I follow Andrew, my husband, my 19 year love, my boss.

I follow behind the red gospel book lifted high.

And I follow behind the cross.

 

The brass celtic cross is grasped every sunday by Mark Lewis in his long white alb and is carried forward toward the altar, a military drum beat pounded by Andrew Sicard to O Come O Come Emmanuel and I follow, eyes locked on that cross.  I’m being trained every sunday so I can follow it anywhere.   One thing I’ve learned?  Following the cross is pure obedience.

 

Behind that cross, I am no longer in control.

 

Our three blond headed kids fill up the processional with us, carrying the gospel, the Advent torch. And one sunday when Mark was pursuing the finish line at the end of another 28.2 miles, I had the privilege of carrying the cross, inviting my large-eyed Madeline to grasp its long wooden handle.  Involuntarily, I flinched.  Two hands on that wooden cross and we have lost control, little one.  We are now followers and pursuing a zigzagging comfort-filled route is no longer an option. (Yes, I know, praise the Lord, right?) But, are you ready, little one?  Sometimes following is a joy, lately I’ve had little notes from everywhere to keep following my dreams, persevering into writing.  But, sometimes the course winds through the valley, chilly in that shadow.

 

Life, true life is on the other side of that cross, but following can never be called easy. (Christ, have mercy.)  It means learning the hard work of dumping our baggage, learning to chase after God weight-free. We follow, eyes wide open, locked hard.

 

The gift for every follower, everyone who grasps that cross?  Jesus walks beside us.

 

And He knows where the cross is headed.

 

This last week I’ve been thinking a lot about Mary’s “yes” to God and Elizabeth’s statement in Luke 1:45, “Blessed is she who has believed that what the Lord had promised would be accomplished.”
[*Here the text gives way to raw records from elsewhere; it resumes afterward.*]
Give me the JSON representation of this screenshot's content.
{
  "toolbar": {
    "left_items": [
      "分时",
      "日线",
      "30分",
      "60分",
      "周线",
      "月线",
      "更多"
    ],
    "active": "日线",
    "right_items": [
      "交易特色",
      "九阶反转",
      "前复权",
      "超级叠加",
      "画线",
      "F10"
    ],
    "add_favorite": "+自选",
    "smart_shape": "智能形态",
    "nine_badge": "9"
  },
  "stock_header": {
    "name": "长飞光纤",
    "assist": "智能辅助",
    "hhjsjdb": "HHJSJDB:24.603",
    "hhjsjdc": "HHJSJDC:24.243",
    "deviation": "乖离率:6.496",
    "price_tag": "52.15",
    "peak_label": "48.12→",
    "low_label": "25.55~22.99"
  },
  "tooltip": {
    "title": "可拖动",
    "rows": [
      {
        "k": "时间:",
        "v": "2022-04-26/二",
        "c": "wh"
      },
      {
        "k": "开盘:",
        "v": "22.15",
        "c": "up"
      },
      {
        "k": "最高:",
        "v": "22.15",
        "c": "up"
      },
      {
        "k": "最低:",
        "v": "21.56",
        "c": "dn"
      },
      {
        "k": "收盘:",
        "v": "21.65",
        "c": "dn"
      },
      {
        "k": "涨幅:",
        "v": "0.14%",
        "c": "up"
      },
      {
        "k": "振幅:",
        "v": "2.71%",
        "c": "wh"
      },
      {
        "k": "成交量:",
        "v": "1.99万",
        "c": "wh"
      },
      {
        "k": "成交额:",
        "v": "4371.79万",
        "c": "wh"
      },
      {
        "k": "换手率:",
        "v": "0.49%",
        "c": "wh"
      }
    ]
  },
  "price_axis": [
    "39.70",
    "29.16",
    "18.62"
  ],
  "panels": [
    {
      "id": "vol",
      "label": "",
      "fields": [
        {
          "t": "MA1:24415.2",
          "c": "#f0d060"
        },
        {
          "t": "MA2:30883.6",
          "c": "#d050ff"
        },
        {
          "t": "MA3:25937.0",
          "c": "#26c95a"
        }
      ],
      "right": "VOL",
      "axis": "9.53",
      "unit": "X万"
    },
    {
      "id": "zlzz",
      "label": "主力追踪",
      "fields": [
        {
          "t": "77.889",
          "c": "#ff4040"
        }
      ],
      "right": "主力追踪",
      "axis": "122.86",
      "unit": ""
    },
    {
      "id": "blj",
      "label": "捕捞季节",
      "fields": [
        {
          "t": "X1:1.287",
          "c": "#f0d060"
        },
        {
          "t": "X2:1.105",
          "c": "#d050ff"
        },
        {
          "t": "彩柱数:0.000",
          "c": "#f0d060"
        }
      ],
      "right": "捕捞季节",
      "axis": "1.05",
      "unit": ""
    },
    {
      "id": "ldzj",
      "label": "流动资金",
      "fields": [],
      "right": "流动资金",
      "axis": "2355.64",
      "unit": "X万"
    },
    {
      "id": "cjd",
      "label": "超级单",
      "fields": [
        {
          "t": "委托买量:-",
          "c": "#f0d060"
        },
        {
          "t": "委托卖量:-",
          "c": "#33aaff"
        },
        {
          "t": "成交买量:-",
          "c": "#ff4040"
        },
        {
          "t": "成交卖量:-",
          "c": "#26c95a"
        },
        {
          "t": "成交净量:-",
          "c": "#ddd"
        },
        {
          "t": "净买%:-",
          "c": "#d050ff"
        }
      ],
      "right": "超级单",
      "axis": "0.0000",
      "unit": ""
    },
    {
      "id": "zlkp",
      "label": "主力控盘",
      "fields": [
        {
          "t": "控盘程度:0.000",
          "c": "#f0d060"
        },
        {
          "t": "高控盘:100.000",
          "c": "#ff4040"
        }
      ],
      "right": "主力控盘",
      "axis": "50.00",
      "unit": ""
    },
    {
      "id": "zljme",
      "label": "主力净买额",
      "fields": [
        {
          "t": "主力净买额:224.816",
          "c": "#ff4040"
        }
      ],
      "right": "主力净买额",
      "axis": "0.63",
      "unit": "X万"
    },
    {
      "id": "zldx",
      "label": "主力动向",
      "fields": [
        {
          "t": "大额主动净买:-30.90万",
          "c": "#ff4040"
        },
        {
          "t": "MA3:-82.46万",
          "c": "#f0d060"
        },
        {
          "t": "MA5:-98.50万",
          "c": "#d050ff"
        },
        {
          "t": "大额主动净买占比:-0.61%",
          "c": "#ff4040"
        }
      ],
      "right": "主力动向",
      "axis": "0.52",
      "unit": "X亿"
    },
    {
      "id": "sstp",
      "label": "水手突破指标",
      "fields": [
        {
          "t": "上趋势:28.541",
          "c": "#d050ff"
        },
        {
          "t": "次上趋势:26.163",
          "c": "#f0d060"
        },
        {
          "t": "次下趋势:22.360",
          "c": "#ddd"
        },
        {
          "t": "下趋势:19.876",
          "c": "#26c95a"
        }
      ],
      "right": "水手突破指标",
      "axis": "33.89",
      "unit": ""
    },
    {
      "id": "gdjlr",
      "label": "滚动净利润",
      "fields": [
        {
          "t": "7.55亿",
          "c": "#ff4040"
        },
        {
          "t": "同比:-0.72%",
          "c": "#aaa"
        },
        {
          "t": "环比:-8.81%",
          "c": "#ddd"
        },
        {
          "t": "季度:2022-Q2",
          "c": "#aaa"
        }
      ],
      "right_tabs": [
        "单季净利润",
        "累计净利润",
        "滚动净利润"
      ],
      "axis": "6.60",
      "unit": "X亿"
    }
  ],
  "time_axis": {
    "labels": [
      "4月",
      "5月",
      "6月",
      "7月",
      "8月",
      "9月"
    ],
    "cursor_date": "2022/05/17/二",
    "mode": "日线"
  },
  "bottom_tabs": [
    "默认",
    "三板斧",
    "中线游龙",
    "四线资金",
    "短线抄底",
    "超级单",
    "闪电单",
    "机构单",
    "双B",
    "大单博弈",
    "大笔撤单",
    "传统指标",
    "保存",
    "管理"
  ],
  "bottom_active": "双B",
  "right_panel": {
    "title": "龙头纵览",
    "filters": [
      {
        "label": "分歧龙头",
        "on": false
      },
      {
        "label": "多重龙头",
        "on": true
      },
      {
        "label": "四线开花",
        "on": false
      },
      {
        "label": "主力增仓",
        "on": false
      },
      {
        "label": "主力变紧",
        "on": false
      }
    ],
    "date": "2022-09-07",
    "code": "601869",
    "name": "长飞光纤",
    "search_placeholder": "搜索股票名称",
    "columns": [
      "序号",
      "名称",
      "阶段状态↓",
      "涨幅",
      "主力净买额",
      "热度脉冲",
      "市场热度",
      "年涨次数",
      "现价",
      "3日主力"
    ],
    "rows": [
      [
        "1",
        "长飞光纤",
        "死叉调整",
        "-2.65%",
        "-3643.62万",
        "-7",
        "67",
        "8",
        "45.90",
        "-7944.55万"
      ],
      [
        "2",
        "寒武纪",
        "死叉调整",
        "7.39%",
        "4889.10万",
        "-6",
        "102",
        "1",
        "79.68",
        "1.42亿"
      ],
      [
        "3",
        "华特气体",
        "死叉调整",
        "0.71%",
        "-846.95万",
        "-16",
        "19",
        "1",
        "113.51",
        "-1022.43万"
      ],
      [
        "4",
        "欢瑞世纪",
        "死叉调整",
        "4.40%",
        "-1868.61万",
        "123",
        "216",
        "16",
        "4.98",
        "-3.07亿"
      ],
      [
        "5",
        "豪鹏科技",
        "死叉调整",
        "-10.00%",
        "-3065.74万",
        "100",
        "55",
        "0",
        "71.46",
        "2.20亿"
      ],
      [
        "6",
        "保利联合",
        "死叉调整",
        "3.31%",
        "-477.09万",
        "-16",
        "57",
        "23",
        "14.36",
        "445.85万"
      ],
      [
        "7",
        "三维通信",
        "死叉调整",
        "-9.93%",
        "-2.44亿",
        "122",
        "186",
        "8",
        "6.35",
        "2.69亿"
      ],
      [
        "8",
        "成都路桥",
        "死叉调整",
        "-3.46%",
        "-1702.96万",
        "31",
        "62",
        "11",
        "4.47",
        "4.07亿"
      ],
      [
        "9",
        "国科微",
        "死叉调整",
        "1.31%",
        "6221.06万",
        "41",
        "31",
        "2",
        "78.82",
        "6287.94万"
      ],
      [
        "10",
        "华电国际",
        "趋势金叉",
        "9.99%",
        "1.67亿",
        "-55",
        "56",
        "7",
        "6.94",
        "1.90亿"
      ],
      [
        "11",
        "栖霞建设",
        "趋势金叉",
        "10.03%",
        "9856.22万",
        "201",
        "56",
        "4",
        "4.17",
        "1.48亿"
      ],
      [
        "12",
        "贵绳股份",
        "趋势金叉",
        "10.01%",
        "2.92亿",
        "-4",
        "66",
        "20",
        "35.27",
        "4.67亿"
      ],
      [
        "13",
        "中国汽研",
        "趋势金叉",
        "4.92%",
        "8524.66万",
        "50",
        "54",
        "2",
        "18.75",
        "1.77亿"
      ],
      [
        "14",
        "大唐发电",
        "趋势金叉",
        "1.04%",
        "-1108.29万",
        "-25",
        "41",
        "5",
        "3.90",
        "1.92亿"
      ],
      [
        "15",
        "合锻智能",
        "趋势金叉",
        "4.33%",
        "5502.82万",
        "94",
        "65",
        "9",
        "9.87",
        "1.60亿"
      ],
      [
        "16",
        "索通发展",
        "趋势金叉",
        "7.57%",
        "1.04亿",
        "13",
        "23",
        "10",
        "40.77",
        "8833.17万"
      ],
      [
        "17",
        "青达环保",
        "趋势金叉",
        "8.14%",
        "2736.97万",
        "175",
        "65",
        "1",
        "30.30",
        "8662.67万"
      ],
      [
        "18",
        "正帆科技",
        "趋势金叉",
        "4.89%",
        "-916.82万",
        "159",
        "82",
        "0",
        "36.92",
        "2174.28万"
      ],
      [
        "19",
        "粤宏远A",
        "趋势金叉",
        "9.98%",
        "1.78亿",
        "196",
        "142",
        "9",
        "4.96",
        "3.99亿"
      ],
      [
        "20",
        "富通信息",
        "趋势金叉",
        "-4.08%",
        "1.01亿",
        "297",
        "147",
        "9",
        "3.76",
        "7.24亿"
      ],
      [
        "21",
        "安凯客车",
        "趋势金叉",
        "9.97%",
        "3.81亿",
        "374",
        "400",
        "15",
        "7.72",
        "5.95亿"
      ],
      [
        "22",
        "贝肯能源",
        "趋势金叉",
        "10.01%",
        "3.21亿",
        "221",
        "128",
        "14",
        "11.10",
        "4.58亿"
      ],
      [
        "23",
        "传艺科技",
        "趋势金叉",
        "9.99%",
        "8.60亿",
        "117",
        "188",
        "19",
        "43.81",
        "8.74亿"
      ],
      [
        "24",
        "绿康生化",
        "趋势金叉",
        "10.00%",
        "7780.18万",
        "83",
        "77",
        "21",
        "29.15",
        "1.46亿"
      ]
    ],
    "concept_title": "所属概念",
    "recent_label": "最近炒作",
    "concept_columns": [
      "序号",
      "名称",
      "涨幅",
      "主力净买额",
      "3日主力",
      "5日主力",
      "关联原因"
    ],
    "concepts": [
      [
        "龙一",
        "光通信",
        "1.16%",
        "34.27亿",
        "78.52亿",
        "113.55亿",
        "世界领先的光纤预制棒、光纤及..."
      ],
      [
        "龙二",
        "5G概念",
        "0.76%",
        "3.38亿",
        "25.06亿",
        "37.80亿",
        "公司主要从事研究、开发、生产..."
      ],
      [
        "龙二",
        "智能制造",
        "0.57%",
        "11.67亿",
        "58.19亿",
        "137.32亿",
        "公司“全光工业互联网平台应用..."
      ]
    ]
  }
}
And with that “yes” Mary became a follower, moving slowly toward the cross, a gem collector on the way.  She gathered and pondered and treasured the promises.  And I imagine she would take them out turning them over in her hand, watching them glimmer in the candle light when it started to grow dark.

Summer Gross

What promises have you collected on the way, that build hope in the darkness?  I invite you to please share and write them in the comment section.

I’m joining Ann Voskamp and so thankful to be counting, still counting the simple and profound gifts He is always sending:

1. A drum beat to follow this Advent.  Thank You for Andrew Sicard.

2. Clumps of snow drifing down.  “Is that snow, Mom? It must be Christmas.”

3. Beautiful friends who open wide their lives so we can mourn together…

4. In the catacombs of a prayer clinic, the nativity throwing light up onto the street.

5. Christmas gifts hidden well.

6. Caravan of Thieves on Friday night making us laugh and clap and wonder at the beautiful tone of the violinist and the energy of the guitarist.  Sharing it all with the children.

7. A clean living room and a friend who stayed with me to the end even rearranging furniture.

8. The coming joy of mom, dad, sister, brothers, my belle soeur, and a nephew/niece in utero.

9. A big box of Christmas books borrowed.

10. Sharing an apple with my three year old, giggling at who gets the last red slice.